David Mason
- Born: 20 December 1976 (age 49) Crawley, West Sussex, England
- Nationality: British (English)

Career history
- 1994–1996: Sittingbourne
- 1996: London
- 1997–1998, 2000: Arena Essex
- 1998: Newport
- 1998: Mildenhall
- 1999: Swindon
- 1999–2003, 2009–2010: Rye House
- 2004–2007: Weymouth
- 2011: Hackney
- 2013–2014, 2016: Kent
- 2015: Eastbourne
- 2017: Birmingham

Individual honours
- 2001: National League Riders' Champion

Team honours
- 2015: league champion (tier 3)

= David Mason (speedway rider) =

English speedway rider

David Lee Mason (born 20 December 1976) is a former motorcycle speedway from England.

== Biography ==
Mason began his career at Sittingbourne Crusaders in 1994 and continued to race for them throughout 1995 and 1996, recording an impressive 11.38 average during the 1996 Speedway Conference League season, which was the highest league average alongside veteran Czech international Václav Verner. That season, he also tied with three other riders in the National League Riders' Championship on 12 points before being beaten in the run-off by Mike Hampson.

Also in 1996, Mason made his debut in the Premier League (the highest league at the time) for the London Lions. He spent the next two seasons with the Arena Essex Hammers before riding for Newport Wasps.
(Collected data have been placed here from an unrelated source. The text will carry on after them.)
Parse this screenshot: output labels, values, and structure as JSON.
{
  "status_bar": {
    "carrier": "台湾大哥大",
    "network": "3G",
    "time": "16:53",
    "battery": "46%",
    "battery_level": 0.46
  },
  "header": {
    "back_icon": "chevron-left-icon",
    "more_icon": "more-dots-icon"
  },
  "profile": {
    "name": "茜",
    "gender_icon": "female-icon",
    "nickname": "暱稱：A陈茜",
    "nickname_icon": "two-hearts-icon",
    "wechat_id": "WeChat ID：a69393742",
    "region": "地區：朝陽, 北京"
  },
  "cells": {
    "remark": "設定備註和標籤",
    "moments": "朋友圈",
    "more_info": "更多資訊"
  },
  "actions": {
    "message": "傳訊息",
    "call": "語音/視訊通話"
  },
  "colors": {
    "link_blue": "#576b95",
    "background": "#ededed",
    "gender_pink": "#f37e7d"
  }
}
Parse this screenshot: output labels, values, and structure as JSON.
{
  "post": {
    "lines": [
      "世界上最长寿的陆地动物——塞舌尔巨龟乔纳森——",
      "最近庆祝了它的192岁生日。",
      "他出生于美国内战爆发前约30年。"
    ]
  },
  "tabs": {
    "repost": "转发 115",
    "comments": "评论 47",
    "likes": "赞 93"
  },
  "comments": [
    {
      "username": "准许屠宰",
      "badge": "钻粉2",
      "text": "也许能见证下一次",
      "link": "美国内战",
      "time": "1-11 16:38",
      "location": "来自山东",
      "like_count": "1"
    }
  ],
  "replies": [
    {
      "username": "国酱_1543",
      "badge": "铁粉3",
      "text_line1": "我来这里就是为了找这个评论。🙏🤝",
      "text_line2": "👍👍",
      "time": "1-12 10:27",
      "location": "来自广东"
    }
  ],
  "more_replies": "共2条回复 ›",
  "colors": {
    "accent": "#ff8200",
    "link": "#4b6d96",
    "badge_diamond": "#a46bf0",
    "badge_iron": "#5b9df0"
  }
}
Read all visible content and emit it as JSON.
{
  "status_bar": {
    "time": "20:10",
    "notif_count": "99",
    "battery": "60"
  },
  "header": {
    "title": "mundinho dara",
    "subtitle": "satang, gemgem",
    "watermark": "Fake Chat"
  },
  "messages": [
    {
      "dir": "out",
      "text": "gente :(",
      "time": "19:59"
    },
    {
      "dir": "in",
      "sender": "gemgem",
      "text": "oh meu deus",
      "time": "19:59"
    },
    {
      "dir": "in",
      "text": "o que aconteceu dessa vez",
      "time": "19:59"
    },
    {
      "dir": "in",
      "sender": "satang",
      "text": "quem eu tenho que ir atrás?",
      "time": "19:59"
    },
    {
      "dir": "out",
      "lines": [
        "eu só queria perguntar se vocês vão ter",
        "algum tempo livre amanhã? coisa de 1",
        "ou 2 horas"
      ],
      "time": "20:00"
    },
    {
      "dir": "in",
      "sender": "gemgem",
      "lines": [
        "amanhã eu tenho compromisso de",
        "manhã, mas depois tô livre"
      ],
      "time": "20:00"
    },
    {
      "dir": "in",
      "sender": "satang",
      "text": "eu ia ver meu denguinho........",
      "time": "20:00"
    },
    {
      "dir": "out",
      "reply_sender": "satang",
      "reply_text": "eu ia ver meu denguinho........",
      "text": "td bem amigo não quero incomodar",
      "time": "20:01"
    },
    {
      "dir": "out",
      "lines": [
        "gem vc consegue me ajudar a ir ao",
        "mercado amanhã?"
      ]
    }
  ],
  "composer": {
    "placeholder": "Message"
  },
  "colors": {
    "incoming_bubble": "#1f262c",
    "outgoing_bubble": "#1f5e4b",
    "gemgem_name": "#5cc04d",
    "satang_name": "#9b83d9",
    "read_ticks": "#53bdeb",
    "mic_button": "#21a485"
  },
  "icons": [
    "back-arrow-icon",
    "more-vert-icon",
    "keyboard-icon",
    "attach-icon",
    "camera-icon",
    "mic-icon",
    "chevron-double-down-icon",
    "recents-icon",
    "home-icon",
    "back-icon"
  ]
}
Mason joined the Mildenhall Fen Tigers in 1998 and appeared in the 1998 Speedway Conference League cup final.

Mason rode for Rye House Rockets from 1999 to 2003, which was where he experienced his best success, reaching two cup finals, becoming the 2001 the National League Riders' champion and scoring his first ever maximum in 2003.

Mason continued to ride until 2017, with the highlights being a knockout cup win with Weymouth Wildcats (2005) and runner-up in the National League Riders' Championship and a league and cup double with Eastbourne Eagles during the 2015 National League speedway season.